In checking records, a contractor finds that a crew A can pave a certain lenght of highway in 9hr, while crew B can do the same job in 12 hr. How long would it take if they worked together ?
Hello, diehardmath4!
Crew A can pave a certain length of highway in 9 hours,
while crew B can do the same job in 12 hours.
How long would it take if they worked together?
Crew A can do the job in 9 hours.
. . In one hour, it can do $\displaystyle \tfrac{1}{9}$ of the job.
. . In $\displaystyle x$ hours, it can do $\displaystyle \tfrac{x}{9}$ of the job.
Crew B can do the job is 12 hours.
. . In one hour, it can do $\displaystyle \tfrac{1}{12}$ of the job.
. . In $\displaystyle x$ hours, it can do $\displaystyle \tfrac{x}{12}$ of the job.

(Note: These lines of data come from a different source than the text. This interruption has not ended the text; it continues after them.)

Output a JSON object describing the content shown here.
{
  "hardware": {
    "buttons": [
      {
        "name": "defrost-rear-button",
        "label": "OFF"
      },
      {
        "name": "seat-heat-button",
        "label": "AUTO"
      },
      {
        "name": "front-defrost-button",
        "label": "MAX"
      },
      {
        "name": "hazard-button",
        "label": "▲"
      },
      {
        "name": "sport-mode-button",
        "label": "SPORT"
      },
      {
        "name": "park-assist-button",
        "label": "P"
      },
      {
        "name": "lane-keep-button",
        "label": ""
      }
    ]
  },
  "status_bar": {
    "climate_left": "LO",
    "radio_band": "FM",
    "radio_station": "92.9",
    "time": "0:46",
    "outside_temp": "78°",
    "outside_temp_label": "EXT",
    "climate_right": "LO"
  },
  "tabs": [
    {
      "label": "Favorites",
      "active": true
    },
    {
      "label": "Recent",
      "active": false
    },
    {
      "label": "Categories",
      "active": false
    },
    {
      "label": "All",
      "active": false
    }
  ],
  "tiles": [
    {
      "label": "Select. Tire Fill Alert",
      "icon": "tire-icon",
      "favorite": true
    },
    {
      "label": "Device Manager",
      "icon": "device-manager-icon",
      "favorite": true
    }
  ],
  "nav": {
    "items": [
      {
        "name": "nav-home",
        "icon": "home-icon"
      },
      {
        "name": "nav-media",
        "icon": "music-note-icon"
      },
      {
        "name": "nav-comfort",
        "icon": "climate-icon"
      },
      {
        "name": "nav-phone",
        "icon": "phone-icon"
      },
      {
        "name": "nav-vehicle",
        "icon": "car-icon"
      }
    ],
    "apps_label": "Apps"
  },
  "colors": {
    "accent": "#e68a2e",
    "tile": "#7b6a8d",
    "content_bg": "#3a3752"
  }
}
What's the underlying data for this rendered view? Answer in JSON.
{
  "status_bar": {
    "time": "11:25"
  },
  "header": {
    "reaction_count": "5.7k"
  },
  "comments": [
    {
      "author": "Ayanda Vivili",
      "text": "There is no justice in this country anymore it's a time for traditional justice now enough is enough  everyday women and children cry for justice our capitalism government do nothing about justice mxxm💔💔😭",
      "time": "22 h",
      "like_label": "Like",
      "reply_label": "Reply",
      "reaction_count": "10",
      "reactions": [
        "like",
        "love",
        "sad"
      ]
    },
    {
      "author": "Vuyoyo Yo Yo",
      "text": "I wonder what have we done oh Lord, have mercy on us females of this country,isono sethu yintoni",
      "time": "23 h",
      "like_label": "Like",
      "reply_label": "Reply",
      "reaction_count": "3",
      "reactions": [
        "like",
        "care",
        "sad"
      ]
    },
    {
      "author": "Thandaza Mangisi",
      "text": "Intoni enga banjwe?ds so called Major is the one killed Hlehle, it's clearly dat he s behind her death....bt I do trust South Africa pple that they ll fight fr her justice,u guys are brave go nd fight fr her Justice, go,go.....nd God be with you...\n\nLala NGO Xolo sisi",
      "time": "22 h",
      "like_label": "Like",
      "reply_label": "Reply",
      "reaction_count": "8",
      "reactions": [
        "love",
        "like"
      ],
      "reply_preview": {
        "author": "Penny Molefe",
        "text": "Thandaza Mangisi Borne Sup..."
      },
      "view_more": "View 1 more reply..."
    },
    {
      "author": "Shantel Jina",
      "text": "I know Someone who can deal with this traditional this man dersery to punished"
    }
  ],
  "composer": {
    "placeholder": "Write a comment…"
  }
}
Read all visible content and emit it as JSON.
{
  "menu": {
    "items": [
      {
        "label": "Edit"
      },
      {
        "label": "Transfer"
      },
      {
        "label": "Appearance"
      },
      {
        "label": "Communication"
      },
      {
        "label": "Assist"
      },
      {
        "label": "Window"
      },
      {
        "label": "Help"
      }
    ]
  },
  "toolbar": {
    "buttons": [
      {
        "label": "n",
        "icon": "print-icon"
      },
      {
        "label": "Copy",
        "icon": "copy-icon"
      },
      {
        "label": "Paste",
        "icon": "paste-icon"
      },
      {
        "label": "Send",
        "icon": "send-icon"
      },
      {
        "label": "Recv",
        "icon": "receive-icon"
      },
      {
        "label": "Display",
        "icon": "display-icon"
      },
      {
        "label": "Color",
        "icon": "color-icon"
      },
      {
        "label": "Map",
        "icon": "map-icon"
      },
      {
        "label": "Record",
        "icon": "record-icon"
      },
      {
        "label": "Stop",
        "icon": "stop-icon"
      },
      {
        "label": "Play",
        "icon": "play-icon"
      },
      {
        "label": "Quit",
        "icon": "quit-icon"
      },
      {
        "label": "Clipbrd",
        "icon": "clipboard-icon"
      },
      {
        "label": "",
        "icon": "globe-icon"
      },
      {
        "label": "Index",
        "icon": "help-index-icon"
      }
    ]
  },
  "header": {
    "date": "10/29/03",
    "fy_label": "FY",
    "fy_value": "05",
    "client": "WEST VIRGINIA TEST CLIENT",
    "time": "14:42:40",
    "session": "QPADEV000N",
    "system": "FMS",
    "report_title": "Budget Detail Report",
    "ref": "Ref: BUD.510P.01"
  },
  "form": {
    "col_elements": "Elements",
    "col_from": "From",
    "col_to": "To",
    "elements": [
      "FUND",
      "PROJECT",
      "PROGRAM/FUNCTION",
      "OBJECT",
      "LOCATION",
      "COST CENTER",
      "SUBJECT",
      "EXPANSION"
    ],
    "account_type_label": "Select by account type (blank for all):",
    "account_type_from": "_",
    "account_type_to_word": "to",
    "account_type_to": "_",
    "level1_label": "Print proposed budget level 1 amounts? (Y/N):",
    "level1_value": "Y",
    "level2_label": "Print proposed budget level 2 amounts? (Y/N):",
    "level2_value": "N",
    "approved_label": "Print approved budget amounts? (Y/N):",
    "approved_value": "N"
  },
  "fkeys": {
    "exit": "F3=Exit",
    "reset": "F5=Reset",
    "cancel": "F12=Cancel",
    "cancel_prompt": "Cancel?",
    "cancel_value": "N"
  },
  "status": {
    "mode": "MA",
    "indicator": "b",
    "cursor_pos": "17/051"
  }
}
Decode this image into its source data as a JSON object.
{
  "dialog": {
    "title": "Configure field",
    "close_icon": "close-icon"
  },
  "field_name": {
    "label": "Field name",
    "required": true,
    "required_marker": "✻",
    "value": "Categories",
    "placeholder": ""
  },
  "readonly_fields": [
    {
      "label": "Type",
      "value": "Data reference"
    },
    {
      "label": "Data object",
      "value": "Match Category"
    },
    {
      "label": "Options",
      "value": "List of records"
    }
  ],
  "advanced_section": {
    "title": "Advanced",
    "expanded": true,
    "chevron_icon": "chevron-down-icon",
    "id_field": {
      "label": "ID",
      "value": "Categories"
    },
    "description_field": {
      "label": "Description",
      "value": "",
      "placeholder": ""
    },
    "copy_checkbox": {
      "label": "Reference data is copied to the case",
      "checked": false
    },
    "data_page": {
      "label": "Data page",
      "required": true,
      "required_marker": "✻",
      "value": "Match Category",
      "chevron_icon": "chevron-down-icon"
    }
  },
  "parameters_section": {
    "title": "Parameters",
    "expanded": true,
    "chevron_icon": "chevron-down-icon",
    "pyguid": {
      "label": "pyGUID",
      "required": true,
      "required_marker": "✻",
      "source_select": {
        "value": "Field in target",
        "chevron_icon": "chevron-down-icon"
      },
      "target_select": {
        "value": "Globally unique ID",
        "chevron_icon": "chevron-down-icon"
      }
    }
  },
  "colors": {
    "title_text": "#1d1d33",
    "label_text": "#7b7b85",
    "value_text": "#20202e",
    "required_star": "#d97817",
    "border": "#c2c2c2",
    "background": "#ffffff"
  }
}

Working together for $\displaystyle x$ hours, they can do: .$\displaystyle \tfrac{x}{9} + \tfrac{x}{12}$ of the job.
But in $\displaystyle x$ hours, we expect them to complete the job (1 job).
There is our equation: .$\displaystyle \frac{x}{9} + \frac{x}{12} \;=\;1$
Now solve for $\displaystyle x$ . . .